The presence of the C282Y mutation creates a SnaBI restriction site in the amplified product enabling detection of the mutation by enzyme digest. Twelve microliters of the amplified product was digested with 2 U SnaBI (Promega, Madison, WI) for 2 hours at 37°C in a total volume of 20 μL. Samples were then analyzed on a 2% agarose gel. A control sample, known to be homozygous for C282Y, was included to confirm complete digestion of all samples.
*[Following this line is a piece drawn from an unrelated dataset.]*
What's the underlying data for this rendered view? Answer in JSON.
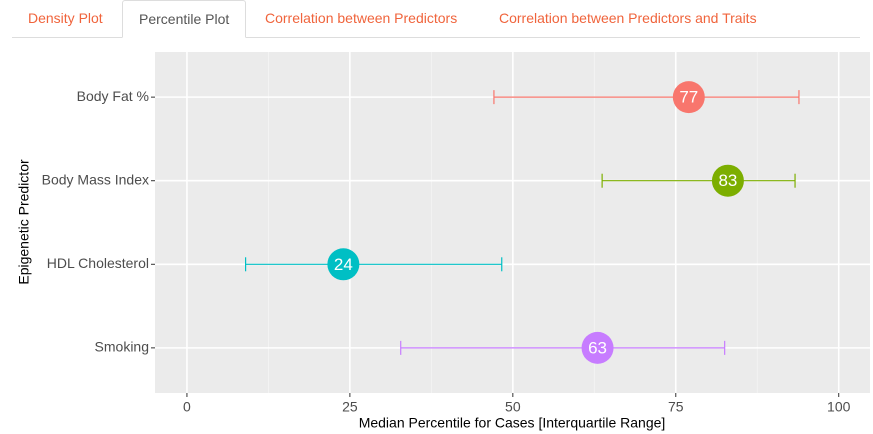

Of the 1,660 samples analyzed, 8 (1 in 200 or 0.48%) were homozygous for the C282Y mutation and 186 (1 in 9 or 11.2%) were heterozygous. This gives a frequency for the HC allele of 0.061 in this predominantly Caucasian population. Previous estimates of the frequency of homozygotes for this disorder have been lower than this; however, all previous screening studies have relied on biochemical and/or pathological expression of HC for diagnosis.8,9 This indicates that phenotypic expression of HC may be prevented in approximately one third of individuals homozygous for the mutant allele, due to environmental factors such as dietary iron intake and physiological blood loss, as well as sex and age. In addition, a small percentage of patients heterozygous for the C282Y mutation have been shown to meet clinical diagnostic criteria for HC,10 further indicating the significance of environmental and possibly other genetic factors in expression.

The C282Y mutation can be easily and rapidly detected; thus, population screening is feasible. However, because many of those homozygous for this defect will not develop iron overload requiring treatment, the cost effectiveness of widespread population screening requires further evaluation. However, detection of the mutation is useful in confirming the diagnosis in those with increased iron indices.